In questo senso il giudizio di “necessità” della prova trova un precedente nell'art. 58 del d.lgs. 546/1992 che consente al giudice d'appello di disporre nuove prove, anche se non è peregrino sostenere che una simile valutazione possa sottendere la straordinarietà del mezzo di cui non vi sarebbe utilità in costanza di altri elementi istruttori.

Se il giudice “può” ammettere o meno la prova, la sua decisione istruttoria è certamente sindacabile nel grado d'appello e neppure al giudizio di legittimità potrebbe sfuggire la deduzione dell'erroneità di una scelta eseguita contra legem.

Una prova “opportunistica” e decisoria non necessità dell'accordo delle parti, inizialmente prevista (la modifica in sede parlamentare è stata salutata come una novità certamente migliorativa). È dunque legittimata l'iniziativa anche di una sola parte.

 Inoltre l'accesso ad essa è appannaggio di tutte le parti del processo, anche se è immaginabile che la necessità maggiore sia quella del contribuente.

La prova testimoniale scritta in sede tributaria, prescindendo dall'accordo delle parti, potrebbe trovare accesso anche su impulso e a giudizio della sola Corte tributaria.

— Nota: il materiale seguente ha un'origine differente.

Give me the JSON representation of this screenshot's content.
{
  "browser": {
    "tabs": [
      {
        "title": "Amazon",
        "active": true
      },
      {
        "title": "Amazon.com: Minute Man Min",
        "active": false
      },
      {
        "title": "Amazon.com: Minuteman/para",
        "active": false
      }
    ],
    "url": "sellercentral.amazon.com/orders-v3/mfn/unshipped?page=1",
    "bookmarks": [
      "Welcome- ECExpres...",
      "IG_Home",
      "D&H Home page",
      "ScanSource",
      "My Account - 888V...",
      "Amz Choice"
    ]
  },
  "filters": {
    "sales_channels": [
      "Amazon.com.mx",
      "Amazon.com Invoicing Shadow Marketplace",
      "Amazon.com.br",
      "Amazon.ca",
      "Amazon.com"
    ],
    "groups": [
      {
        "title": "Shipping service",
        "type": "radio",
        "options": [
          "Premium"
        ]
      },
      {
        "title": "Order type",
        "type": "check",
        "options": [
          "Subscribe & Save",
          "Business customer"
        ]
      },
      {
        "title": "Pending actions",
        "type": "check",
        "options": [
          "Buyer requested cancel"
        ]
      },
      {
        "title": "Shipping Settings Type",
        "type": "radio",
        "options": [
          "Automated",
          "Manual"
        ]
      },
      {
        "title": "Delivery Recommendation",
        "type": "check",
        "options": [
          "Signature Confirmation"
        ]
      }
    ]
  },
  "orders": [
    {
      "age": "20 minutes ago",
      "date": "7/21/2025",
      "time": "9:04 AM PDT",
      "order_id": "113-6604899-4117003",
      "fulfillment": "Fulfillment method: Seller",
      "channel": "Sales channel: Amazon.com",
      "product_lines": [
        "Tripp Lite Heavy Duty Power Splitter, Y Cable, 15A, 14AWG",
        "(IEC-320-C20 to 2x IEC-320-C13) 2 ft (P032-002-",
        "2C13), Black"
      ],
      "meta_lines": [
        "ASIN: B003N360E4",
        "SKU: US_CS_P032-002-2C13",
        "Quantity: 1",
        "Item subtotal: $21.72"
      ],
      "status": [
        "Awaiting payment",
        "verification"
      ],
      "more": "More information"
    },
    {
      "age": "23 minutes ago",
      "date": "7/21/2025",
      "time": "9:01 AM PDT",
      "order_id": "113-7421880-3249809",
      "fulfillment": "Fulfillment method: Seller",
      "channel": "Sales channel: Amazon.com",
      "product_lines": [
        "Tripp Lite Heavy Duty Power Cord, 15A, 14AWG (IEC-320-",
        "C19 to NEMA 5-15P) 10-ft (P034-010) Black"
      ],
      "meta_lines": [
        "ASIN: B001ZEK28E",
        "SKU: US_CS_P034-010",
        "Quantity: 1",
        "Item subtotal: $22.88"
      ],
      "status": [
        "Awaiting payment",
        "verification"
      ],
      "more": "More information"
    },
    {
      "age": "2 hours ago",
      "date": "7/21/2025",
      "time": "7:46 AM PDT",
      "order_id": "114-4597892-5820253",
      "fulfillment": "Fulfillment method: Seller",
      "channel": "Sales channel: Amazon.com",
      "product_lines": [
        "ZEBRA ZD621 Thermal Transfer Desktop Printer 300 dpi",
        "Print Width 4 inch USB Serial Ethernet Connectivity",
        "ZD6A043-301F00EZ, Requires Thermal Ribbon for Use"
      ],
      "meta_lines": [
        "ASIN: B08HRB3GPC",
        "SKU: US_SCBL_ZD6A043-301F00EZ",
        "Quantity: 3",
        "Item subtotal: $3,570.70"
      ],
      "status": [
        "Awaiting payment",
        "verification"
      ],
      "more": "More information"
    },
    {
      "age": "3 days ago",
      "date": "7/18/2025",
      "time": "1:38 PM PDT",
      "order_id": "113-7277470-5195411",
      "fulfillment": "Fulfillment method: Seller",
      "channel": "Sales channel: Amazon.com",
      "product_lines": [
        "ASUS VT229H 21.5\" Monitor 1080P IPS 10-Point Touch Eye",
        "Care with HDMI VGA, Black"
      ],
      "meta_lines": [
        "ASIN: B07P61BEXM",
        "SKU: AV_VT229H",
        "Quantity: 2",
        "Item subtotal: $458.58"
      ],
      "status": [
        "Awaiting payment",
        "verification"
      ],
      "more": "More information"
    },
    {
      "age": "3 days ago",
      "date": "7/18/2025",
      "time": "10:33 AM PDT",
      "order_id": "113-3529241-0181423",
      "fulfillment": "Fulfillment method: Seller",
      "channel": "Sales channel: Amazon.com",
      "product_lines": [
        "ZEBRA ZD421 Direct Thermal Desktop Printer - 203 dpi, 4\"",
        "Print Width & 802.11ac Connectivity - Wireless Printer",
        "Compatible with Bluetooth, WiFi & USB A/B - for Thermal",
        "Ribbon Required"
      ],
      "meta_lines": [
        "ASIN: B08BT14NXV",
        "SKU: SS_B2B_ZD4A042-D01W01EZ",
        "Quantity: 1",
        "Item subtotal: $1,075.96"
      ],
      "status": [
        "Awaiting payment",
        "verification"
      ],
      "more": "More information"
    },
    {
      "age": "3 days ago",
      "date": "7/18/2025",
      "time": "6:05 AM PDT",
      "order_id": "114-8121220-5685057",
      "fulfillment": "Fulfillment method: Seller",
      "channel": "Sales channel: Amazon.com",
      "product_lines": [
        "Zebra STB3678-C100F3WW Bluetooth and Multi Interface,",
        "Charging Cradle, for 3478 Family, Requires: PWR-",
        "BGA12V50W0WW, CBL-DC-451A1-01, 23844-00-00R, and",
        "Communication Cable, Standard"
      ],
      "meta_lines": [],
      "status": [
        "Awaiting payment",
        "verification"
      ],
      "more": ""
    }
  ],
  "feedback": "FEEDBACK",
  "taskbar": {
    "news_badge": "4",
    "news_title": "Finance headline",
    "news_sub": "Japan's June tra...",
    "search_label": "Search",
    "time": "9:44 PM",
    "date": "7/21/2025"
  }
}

La forma che dà ingresso alla testimonianza è quella “scritta” dell'art. 257 bis c.p.c.. Si tratta dell'unica modalità che, nel codice di procedura civile, è invece, alternativa all'oralità. Essa appaga la necessità di conservare al giudizio tributario la sua attuale struttura in cui difetta una vera e propria fase istruttoria, stante la natura eminentemente documentale del giudizio. L'ambito, invece, è confinato dalla prova documentale, da una parte, e dalla

prova indiziaria, dall'altra.

Spetta al giudice tributario decidere se ne ricorrono i presupposti e conseguentemente ammettere la prova testimoniale, anche se le parti non sono d'accordo, il che tuttavia non esclude che esse possano interloquire sulla sua ammissibilità e rilevanza.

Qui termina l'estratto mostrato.